Low-Rank Adaptation (LoRA) has become a widely used method for parameter-efficient fine-tuning of large-scale, pre-trained neural networks. However, LoRA and its extensions face several challenges, including the need for rank adaptivity, robustness, and computational efficiency during the fine-tuning process. We introduce GeoLoRA, a novel approach that addresses these limitations by leveraging dynamical low-rank approximation theory. GeoLoRA requires only a single backpropagation pass over the small-rank adapters, significantly reducing computational cost as compared to similar dynamical low-rank training methods and making it faster than popular baselines such as AdaLoRA. This allows GeoLoRA to efficiently adapt the allocated parameter budget across the model, achieving smaller low-rank adapters compared to heuristic methods like AdaLoRA and LoRA, while maintaining critical convergence, descent, and error-bound theoretical guarantees. The resulting method is not only more efficient but also more robust to varying hyperparameter settings. We demonstrate the effectiveness of GeoLoRA on several state-of-the-art benchmarks, showing that it outperforms existing methods in both accuracy and computational efficiency.

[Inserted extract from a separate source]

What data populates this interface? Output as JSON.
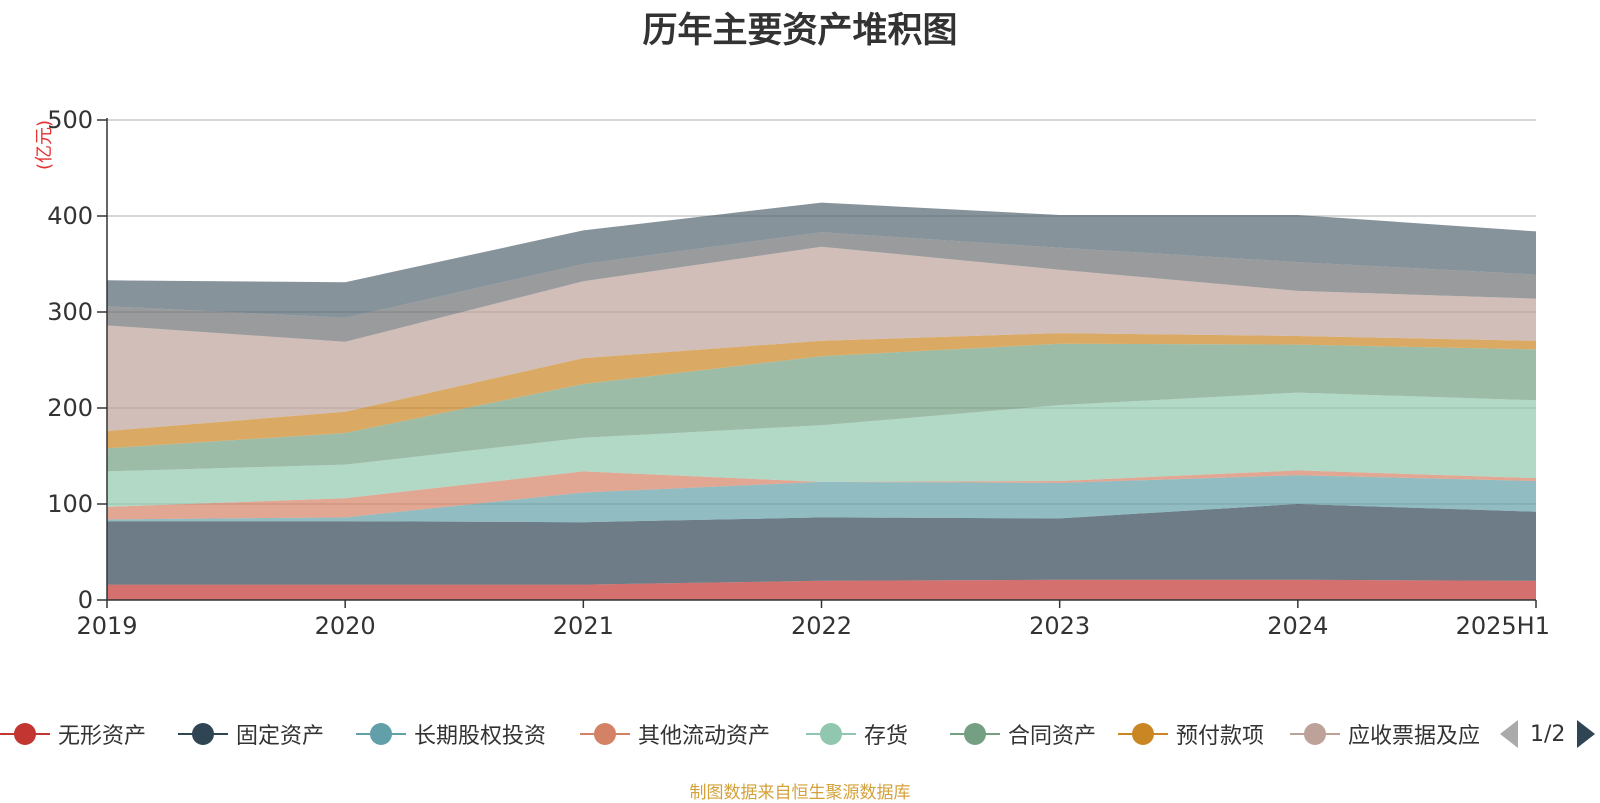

Rank-adaptive spectral pruning of convolutional layers during training

The computing cost and memory demand of deep learning pipelines have grown fast in recent years and thus a variety of pruning techniques have been developed to reduce model parameters. The majority of these techniques focus on reducing inference costs by pruning the network after a pass of full training. A smaller number of methods address the reduction of training costs, mostly based on compressing the network via low-rank layer factorizations. Despite their efficiency for linear layers, these methods fail to effectively handle convolutional filters. In this work, we propose a low-parametric training method that factorizes the convolutions into tensor Tucker format and adaptively prunes the Tucker ranks of the convolutional kernel during training. Leveraging fundamental results from geometric integration theory of differential equations on tensor manifolds, we obtain a robust training algorithm that provably approximates the full baseline performance and guarantees loss descent. A variety of experiments against the full model and alternative low-rank baselines are implemented, showing that the proposed method drastically reduces the training costs, while achieving high performance, comparable to or better than the full baseline, and consistently outperforms competing low-rank approaches.

Low-rank lottery tickets: finding efficient low-rank neural networks via matrix differential equations

Neural networks have achieved tremendous success in a large variety of applications. However, their memory footprint and computational demand can render them impractical in application settings with limited hardware or energy resources. In this work, we propose a novel algorithm to find efficient low-rank subnetworks. Remarkably, these subnetworks are determined and adapted already during the training phase and the overall time and memory resources required by both training and evaluating them is significantly reduced. The main idea is to restrict the weight matrices to a low-rank manifold and to update the low-rank factors rather than the full matrix during training. To derive training updates that are restricted to the prescribed manifold, we employ techniques from dynamic model order reduction for matrix differential equations. Moreover, our method automatically and dynamically adapts the ranks during training to achieve a desired approximation accuracy. The efficiency of the proposed method is demonstrated through a variety of numerical experiments on fully-connected and convolutional networks.